İngiltere ve Amerika'da talasemide genetik tedavinin uygulanmaya başlandığını ve iyi sonuçlar alındığını dile getiren Canatan, uygulama hakkında şu bilgileri aktardı:
"İnsandaki bir harf değişikliği talasemiye yol açıyor. Harfler G.A.G diye giderken, G.U.G diye bir harf değişikliği oluşuyor, işte bir harf değişikliği hastalığa yol açıyor. İşte o harf değişikliği yeni virüsler üzerinde değiştirilerek tekrar kişiye veriliyor. Kendi geniyle kendisi tedavi edilerek normal yaşamına dönebiliyor. Gen tedavisine önümüzdeki yılların en önemli umudu ve geleceği olarak bakıyoruz.
Akdeniz anemisi gibi tek gen hastalıklarında uygulanmaya başlandı. Kişinin kendi virüsü kendi geni alınıyor, bir virüs üzerinden çoğaltılarak tekrar virüs kişiye veriliyor. Makasla kesme tekniği diyoruz, bozuk bir harf var, o harf düzeltiliyor, virüs üzerinden tekrar kişiye veriliyor. Sonra virüs vücuttan atıldıktan sonra kişinin kendi geni düzeltilmiş oluyor. İleriki yıllarda tüm hastalıklarda uygulanacak."
Türkiye'de genetik tanı yapıldığını ancak genetik tedavinin henüz uygulanmadığını söyleyen Prof. Dr. Canatan, altyapılarının hazırlandığını bildirdi.

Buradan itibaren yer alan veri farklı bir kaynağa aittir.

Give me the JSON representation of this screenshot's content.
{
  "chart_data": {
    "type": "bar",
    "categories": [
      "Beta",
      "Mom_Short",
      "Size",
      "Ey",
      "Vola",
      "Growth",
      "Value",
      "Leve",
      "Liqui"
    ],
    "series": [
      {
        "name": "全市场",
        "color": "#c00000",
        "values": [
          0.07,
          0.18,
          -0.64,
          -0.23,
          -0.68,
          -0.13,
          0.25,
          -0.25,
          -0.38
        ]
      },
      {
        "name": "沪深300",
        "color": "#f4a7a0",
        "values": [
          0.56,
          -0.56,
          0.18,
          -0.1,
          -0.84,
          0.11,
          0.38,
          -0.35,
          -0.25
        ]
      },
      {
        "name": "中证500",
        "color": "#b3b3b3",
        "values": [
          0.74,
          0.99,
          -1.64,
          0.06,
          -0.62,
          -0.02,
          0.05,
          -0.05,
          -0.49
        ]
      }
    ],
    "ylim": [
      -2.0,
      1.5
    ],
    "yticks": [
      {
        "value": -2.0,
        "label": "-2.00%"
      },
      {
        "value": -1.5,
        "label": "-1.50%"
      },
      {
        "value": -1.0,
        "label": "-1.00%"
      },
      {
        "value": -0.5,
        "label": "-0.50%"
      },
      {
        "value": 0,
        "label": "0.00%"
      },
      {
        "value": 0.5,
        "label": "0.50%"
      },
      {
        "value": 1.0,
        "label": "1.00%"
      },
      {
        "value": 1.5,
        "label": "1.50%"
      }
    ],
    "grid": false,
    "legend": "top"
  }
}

Önce talasemiden başlanacağını ve aşama aşama diğer hastalıklarda gen tedavisinin uygulanacağını vurgulayan Canatan, "Genetik tedavi son yılların umut ışığı. Genetik taramayı yapıyoruz, gen tedavisine de başlamak istiyoruz. Teknolojide öyle hızlı yol alınıyor ki 5 yıl içinde birçok hastalığı gen tedavisiyle tedavi edebiliriz." diye konuştu.